Of all the problems that entrepreneur Kim Dotcom has faced in the last decade, including several arrests, insider trading charges and even a raid on his New Zealand home involving black helicopters and dozens of agents in body armor, the criticism of the cryptography employed by his new Mega cloud-storage service would seem to be fairly low on the list. However, Dotcom is taking that criticism rather personally, if the €10,000 reward he’s offering to anyone who can break the service’s crypto is any indication.
The Mega cloud service only debuted a couple of weeks ago and is meant to be a replacement/improvement on the old MegaUpload service, which the United States government, with help from New Zealand authorities, shut down a year ago over alleged copyright infringements. The MegaUpload takedown touched off a lot of protests and outrage online, including some DDoS attacks from Anonymous against the Department of Justice and some media companies.

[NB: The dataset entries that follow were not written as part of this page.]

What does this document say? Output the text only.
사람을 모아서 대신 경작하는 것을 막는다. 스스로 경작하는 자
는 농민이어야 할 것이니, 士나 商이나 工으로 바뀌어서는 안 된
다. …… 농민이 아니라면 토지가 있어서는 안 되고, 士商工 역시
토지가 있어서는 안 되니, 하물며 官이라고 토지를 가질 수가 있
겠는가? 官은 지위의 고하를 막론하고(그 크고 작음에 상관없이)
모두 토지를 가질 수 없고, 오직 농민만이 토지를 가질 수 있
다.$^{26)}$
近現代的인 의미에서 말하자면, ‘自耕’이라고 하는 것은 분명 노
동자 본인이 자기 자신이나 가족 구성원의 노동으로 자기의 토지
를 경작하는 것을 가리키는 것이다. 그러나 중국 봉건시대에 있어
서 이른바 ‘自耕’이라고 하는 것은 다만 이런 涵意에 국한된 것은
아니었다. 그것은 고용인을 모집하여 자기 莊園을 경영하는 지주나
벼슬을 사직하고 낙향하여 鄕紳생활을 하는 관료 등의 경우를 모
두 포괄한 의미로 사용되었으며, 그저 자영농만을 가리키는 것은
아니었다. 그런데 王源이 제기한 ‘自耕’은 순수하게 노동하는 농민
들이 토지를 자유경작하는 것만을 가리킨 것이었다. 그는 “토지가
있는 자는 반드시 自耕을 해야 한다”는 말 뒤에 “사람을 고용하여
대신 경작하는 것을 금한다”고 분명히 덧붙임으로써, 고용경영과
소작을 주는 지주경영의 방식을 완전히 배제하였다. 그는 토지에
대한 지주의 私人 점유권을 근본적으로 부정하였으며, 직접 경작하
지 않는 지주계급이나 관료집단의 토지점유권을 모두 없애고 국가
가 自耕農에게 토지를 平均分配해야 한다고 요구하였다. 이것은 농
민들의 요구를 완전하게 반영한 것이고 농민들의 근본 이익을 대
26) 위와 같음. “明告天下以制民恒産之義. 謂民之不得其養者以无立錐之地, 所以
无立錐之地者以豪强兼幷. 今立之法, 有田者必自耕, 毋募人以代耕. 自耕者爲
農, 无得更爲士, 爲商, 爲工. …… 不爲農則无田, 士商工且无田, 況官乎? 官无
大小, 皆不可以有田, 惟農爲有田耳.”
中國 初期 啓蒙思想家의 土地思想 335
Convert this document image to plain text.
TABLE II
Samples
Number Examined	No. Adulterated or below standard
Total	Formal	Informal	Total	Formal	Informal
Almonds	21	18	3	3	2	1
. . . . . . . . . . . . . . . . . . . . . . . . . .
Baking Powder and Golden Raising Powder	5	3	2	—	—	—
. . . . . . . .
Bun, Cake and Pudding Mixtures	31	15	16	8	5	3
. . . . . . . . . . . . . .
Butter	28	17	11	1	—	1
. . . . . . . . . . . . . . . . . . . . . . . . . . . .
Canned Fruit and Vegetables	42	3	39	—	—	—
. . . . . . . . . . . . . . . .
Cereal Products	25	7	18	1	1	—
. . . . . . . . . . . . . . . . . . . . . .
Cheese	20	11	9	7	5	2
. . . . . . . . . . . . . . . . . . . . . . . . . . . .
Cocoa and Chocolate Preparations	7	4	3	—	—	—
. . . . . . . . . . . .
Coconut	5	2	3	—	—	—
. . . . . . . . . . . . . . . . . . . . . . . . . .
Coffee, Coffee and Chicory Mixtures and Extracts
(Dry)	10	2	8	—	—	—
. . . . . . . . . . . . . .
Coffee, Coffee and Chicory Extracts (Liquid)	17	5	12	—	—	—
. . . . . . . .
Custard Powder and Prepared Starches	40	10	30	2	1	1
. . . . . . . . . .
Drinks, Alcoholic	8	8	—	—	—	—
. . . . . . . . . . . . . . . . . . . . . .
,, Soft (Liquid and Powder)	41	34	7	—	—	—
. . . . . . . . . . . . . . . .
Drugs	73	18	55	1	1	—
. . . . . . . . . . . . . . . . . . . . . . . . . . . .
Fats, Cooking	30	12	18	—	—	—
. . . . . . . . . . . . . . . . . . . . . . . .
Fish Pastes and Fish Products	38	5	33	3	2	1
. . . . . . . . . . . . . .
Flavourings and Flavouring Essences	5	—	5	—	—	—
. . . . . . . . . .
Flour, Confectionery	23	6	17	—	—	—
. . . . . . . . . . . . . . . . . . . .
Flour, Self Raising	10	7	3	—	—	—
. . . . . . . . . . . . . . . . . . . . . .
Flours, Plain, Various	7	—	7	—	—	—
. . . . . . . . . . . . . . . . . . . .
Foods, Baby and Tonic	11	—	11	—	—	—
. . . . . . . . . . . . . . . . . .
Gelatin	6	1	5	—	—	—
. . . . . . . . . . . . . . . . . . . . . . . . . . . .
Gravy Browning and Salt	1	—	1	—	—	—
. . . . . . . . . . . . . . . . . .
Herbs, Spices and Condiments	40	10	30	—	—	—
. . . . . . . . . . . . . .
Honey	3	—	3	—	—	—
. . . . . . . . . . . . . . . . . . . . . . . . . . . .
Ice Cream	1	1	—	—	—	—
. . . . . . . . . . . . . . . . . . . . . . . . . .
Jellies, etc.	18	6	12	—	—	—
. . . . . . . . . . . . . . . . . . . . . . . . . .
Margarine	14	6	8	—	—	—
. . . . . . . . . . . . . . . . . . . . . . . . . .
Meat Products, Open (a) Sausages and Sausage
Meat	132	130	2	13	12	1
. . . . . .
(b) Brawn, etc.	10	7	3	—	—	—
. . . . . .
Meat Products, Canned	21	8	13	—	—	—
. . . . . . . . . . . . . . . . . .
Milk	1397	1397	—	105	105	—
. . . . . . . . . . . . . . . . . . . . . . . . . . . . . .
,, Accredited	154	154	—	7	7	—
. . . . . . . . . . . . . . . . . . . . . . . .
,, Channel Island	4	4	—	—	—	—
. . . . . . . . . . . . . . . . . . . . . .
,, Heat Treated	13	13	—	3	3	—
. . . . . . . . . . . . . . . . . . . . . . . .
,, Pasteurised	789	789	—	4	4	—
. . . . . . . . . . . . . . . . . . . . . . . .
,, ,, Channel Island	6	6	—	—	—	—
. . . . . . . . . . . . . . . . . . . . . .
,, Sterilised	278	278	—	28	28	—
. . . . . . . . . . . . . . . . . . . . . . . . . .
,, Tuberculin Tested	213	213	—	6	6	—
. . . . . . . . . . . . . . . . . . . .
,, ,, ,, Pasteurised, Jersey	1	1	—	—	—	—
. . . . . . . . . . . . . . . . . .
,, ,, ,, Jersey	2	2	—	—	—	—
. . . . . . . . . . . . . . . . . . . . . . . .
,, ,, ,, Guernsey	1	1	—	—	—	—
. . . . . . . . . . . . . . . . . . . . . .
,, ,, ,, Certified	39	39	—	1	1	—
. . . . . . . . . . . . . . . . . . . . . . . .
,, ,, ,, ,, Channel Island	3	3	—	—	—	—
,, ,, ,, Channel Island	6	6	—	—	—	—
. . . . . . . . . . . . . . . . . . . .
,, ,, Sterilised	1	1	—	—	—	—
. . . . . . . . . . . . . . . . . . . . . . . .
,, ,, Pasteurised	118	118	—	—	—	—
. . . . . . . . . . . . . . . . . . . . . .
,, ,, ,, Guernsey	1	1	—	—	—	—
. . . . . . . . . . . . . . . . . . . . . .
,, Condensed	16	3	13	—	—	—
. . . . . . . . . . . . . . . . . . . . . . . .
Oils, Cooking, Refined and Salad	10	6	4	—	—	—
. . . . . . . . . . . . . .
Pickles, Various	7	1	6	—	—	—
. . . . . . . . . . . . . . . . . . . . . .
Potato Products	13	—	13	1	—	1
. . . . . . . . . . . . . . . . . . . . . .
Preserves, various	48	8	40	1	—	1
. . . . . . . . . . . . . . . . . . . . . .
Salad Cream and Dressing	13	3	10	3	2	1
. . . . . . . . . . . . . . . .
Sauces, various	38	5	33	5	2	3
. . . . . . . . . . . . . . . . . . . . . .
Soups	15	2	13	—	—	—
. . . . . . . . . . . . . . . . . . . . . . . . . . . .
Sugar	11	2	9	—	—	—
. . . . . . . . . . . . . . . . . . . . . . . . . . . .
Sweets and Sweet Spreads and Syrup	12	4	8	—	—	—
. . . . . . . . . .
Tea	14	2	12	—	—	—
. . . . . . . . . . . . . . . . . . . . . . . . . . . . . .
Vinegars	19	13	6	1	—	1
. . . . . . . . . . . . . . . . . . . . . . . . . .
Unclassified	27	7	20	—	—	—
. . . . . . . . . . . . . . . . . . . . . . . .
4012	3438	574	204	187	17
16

MegaUpload allowed users to upload and share all kinds of files and the U.S. authorities alleged that a portion of that content was copyrighted material such as music, movies and other media, and that the company knew there was infringing content on its servers and didn’t do enough to remove it. The massive raid on Dotcom’s mansion in New Zealand that was part of the takedown of the company was seen as being over the top by many observers, and the New Zeland government eventually apologized to Dotcom for illegally spying on him.
When the beta of Mega, the new cloud service Dotcom started, was made available late last month, security and privacy experts immediately began looking at the service’s cryptography and other security protections. That did not go well. Several experts said that the service’s cryptography scheme needed serious improvement, with the biggest problem being that the service relies on browser-based cryptography.
In response, officials at Mega addressed the claims in a blog post one by one, in many cases saying that the criticisms were true and that there were good reasons for each of the decisions the company made regarding security and privacy. Now, Dotcom is challenging those critics and offering a reward of €10,000.
It’s not clear what the threshold for breaking the crypto would be, but Dotcom said that more details would be included in a forthcoming blog post.